That was bad enough. But I had a feeling at the time that my architectural firm employer was running out of projects that matched my skillset. So even if the price turned out to be the going rate, I didn't dare take on that kind of major obligation. I told the estimator I'd be getting at least three bids total and I'd (maybe) call him back.
Tuesday, October 9, 2007
Where Did I Leave That Map?
Well. I got the call back from the bank loan officer an hour or so ago. My house appraised out a good deal lower than the neighborhood maximum book value.
This doesn't surprise me. Not really. Not with all the half-stripped woodwork, the wallpaper that's ripped in some places (previous owners' dogs) and hanging off the wall in others (a spur to me to replace it sooner than later--supposedly), the torn-up garden borders, the old, scarred bathroom tub with no shower, and all the other signs of work-in-progress-but-nowhere-near-done.
And the figure came in only a thousand less than the current book valuation by my mortgage company-- and double-digit thousands over what I paid for the house four years ago.
So I can't complain, though I don't qualify for the 1% under Prime home equity credit line interest rate, nor for the maximum line amount. The new bank is still willing to write me a line for more money and at 1.25% less than I now have at the old bank.
So I told the loan officer, let's go with that. It'll allow me to get a thing or two done around here that I shouldn't put off and can't at all do myself.
Like basement waterproofing. And that's where I need the map.
I got an estimate from one major Pittsburgh area company last March, Dessicators, Ltd.* But even after the applicable Home Show discounts, they still wanted a quarter of my gross annual salary (literally!) to do the job.
I was right about the job situation. I've been "freelancing" since mid-May. And honestly, I can't say things are immediately more promising now.
But last month I heard that another area basement waterproofing firm, Dry-as-a-Bone Contracting*, was running a 40% off deal through the 30th of September. I got my foot in the door by calling on the 28th to schedule an appointment.

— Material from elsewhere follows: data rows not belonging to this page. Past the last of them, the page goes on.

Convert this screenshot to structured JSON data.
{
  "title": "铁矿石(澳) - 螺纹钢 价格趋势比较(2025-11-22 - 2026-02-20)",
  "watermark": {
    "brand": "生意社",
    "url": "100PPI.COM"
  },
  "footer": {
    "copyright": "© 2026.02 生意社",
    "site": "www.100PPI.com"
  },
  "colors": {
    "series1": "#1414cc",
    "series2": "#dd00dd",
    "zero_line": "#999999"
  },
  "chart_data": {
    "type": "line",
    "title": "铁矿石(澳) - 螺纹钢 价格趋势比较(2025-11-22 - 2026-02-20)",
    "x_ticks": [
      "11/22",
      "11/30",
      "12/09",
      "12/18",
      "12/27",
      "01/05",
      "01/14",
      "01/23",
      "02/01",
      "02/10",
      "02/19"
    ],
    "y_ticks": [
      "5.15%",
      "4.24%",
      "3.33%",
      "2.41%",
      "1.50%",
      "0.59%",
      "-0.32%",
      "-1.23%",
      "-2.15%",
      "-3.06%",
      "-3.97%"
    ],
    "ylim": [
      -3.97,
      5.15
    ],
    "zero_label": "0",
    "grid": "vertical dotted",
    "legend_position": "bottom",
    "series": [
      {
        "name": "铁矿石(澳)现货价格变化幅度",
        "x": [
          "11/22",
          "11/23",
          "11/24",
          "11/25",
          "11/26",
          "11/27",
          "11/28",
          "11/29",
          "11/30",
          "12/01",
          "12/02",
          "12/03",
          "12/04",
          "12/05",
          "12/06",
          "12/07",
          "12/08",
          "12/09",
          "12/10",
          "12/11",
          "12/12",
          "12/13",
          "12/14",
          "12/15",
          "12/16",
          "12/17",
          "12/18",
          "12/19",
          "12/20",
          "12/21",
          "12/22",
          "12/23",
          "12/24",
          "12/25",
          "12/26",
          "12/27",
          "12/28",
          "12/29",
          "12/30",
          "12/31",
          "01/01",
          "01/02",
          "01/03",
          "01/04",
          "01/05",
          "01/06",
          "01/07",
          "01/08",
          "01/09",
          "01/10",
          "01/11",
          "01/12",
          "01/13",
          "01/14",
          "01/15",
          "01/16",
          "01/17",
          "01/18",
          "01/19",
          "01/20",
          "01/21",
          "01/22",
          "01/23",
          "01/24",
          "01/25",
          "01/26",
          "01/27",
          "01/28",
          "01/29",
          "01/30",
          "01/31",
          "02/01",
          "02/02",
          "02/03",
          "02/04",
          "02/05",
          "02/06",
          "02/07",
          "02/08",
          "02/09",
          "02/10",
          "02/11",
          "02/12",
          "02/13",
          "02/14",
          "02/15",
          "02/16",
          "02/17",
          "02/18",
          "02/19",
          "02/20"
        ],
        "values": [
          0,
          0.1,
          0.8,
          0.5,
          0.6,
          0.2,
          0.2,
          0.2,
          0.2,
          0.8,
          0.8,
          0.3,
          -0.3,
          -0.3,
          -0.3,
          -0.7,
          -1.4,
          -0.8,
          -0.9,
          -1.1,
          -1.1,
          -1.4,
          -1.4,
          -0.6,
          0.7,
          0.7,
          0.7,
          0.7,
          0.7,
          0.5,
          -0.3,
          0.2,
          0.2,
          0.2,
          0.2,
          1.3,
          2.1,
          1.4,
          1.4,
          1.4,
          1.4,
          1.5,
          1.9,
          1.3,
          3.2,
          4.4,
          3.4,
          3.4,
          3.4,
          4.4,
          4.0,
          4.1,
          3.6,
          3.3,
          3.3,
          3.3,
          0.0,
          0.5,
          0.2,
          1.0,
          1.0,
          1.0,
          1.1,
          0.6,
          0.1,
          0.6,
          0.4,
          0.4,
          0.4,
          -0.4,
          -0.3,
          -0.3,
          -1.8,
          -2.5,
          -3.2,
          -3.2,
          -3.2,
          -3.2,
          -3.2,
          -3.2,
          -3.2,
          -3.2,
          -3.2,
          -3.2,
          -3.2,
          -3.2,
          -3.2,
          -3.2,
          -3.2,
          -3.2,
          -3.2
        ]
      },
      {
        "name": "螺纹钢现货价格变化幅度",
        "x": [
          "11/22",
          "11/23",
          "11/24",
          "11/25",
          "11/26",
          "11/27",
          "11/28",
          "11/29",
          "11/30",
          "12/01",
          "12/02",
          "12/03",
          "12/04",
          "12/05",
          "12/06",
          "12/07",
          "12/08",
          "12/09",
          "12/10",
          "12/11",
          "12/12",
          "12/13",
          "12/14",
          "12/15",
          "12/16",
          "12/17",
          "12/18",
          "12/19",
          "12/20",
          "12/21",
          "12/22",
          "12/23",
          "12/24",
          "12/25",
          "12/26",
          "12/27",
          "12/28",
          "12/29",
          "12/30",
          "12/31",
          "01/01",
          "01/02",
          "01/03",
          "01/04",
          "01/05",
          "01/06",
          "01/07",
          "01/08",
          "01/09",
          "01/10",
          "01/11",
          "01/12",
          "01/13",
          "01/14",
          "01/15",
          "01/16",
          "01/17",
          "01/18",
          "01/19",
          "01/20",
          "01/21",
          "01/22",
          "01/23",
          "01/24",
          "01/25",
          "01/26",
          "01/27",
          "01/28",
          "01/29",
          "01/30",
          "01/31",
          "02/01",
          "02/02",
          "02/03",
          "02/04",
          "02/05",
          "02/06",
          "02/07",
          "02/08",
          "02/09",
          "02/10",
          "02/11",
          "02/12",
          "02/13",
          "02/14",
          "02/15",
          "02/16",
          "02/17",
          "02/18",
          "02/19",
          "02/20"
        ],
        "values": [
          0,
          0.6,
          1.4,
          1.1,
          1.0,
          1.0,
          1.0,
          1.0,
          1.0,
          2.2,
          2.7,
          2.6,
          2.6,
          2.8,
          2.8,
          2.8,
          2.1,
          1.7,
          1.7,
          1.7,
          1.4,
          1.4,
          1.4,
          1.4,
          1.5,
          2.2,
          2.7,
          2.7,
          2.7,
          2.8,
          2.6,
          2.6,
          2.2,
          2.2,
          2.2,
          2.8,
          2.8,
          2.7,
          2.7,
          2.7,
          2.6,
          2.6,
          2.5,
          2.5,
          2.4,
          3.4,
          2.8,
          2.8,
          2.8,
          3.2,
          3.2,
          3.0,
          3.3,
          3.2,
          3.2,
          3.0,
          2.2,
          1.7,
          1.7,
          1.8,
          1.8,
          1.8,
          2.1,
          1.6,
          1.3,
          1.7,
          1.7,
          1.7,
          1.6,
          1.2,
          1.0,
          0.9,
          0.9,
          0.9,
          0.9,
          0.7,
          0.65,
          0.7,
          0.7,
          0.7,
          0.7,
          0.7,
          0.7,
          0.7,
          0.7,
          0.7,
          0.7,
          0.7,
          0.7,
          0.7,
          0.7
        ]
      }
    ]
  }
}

Their estimator came out this morning. He measured and poked and took readings with the water detector. And with the 40% discount, the estimate to dry me out comes in at less than half of the Dessicators, Ltd.'s discounted price.
But I found out where the discount comes from. It's a promo from the major chemical company that makes the drainage system components Dry-as-a-Bone installs. For various reasons, I believe them when they say that they have a rapidly-dwindling number of these discounts to apply, and that I have to let them know by Thursday at the latest.
But I don't have my third estimate! Since a week ago I'd been waiting to hear back from OvenDry Waterproofing, a company that uses a system successfully installed in the basement of a fellow Houseblogger in Portland, Oregon. But when I talked to the regional agent today, they told me they can't come out till the 25th, sorry!
So where do I go from here? Dry-as-a-Bone Contracting has been around for decades, is family-owned, and has an excellent reputation with the Better Business Bureau. The estimator left me a list of references longer than my arm. It seems that the tasks they'd perform would solve my wall moisture problem effectively, and they extend a lifetime no-water guarantee.
And, unlike Dessicators, Ltd., they won't insist on covering my honest painted brick basement walls with that godawful shiny vinyl liner and joint cover strips. They'd need to come up a foot from the floor with it, and I'd have to take on the obligation of repainting the walls periodically. But the estimator says, "There won't be any water."
But I still want that third estimate! And I really, really wanted to check out the system that Hillsdale House in Portland used!
Do I take the chance and rely on Dry-as-a-Bone's reputation? Do I take it as a bad sign that OvenDry Waterproofing never got back to me, and say phooey on them, anyway? Or, might I take advantage of the fact that Ted's Rilly-Dri Basement Company* also installs the interesting system used in Portland? But they might not be able to fit me in, either!
Where, oh, where, do I go from here? There ought to be a nice Ordnance Survey-type map that would tell me where all possible paths might lead and keep me out of the swamps and morasses. But all I see on the charts is Terra Incognita.
Oh, well. I can call some of Dry-as-a-Bone's references. And go down and make myself some lunch. Food first, decisions later.